For decades, India’s IT outsourcing giants were the blue-chip bedrock of the country’s stock market. Now their footprint is shrinking to levels never seen before.
The combined weight of India’s software exporters in the Nifty index has fallen below 7.6%, a record low driven by mounting fears that generative AI tools are about to eat the outsourcing industry’s lunch.
A $50 billion wake-up call
The Nifty IT index plunged as much as 21% in February 2026, its steepest monthly drop since 2003. That single-month selloff erased roughly $50 billion in market value from the sector.
The trigger was the rapid emergence of advanced AI tools, notably Anthropic’s Claude Cowork, capable of automating tasks across legal, sales, marketing, and data analytics — the exact kind of work that Indian IT firms have been doing for Fortune 500 clients for the past two decades.
TCS, Infosys, and HCLTech were among the hardest hit names in the rout. During the broader slump, the sector shed over $68 billion in total market value.
Analysts at Whiteoak Capital went as far as to describe the situation as raising “existential concerns” for India’s IT services industry, which is valued at somewhere between $283 billion and $300 billion.
The model under siege
The February selloff was part of a broader global tech correction that started in early 2026, but Indian IT stocks bore a disproportionate share of the pain. By the time the dust settled, the Nifty IT index was down over 10% year-to-date.

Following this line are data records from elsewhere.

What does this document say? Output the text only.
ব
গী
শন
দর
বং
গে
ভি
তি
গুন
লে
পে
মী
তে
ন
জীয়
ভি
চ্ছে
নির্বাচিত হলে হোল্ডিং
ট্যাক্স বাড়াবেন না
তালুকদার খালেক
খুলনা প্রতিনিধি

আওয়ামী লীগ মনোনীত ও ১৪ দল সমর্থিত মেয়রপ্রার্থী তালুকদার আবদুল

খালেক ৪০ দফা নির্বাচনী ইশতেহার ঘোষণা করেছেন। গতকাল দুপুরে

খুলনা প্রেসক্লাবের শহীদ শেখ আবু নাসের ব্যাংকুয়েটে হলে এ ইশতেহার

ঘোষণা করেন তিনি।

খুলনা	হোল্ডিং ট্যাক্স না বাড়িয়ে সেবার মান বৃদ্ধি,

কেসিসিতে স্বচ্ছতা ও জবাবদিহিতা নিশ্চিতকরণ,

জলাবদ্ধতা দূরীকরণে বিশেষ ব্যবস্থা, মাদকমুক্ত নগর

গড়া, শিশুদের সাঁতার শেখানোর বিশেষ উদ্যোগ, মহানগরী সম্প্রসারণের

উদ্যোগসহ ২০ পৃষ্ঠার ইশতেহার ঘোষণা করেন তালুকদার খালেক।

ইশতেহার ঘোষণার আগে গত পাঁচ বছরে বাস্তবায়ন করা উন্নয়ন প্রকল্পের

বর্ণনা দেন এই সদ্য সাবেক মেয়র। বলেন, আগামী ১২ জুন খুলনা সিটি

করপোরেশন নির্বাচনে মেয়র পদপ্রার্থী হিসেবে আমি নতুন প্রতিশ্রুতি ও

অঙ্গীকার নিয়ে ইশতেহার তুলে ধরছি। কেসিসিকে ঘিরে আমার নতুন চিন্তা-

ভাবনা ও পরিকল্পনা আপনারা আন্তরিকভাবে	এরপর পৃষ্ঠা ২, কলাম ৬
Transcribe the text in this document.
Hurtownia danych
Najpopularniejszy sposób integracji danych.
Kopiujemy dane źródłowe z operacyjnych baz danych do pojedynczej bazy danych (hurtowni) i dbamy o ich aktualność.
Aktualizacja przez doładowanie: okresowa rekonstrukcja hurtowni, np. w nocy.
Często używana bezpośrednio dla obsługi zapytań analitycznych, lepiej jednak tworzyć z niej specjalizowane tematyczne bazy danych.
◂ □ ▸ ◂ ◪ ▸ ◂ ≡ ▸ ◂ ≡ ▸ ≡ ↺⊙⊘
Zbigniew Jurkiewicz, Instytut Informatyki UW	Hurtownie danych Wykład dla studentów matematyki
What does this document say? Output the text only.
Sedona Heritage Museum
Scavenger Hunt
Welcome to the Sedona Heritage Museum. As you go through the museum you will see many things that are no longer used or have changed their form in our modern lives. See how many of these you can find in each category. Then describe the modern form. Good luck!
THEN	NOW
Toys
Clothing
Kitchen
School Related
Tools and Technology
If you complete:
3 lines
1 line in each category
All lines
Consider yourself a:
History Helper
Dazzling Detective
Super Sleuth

Green shoots or dead cat bounce
By early June 2026, the Nifty IT index staged a partial recovery, surging approximately 8% over just three trading sessions. Some investors began recalibrating their views, seeing AI less as a pure threat and more as a potential growth catalyst for firms willing to adapt.
For investors, the record-low Nifty weighting of India’s IT exporters signals a fundamental reassessment of the sector’s growth trajectory relative to other parts of the Indian economy. Financial services, consumer stocks, and industrials are gaining relative share as the market prices in a future where IT outsourcing is no longer the automatic growth engine it once was.
Watch for upcoming quarterly earnings from TCS, Infosys, and HCLTech for the first concrete signals. Specifically, investors should track deal pipeline composition, meaning what percentage of new contracts involve AI-enhanced delivery versus traditional staffing models.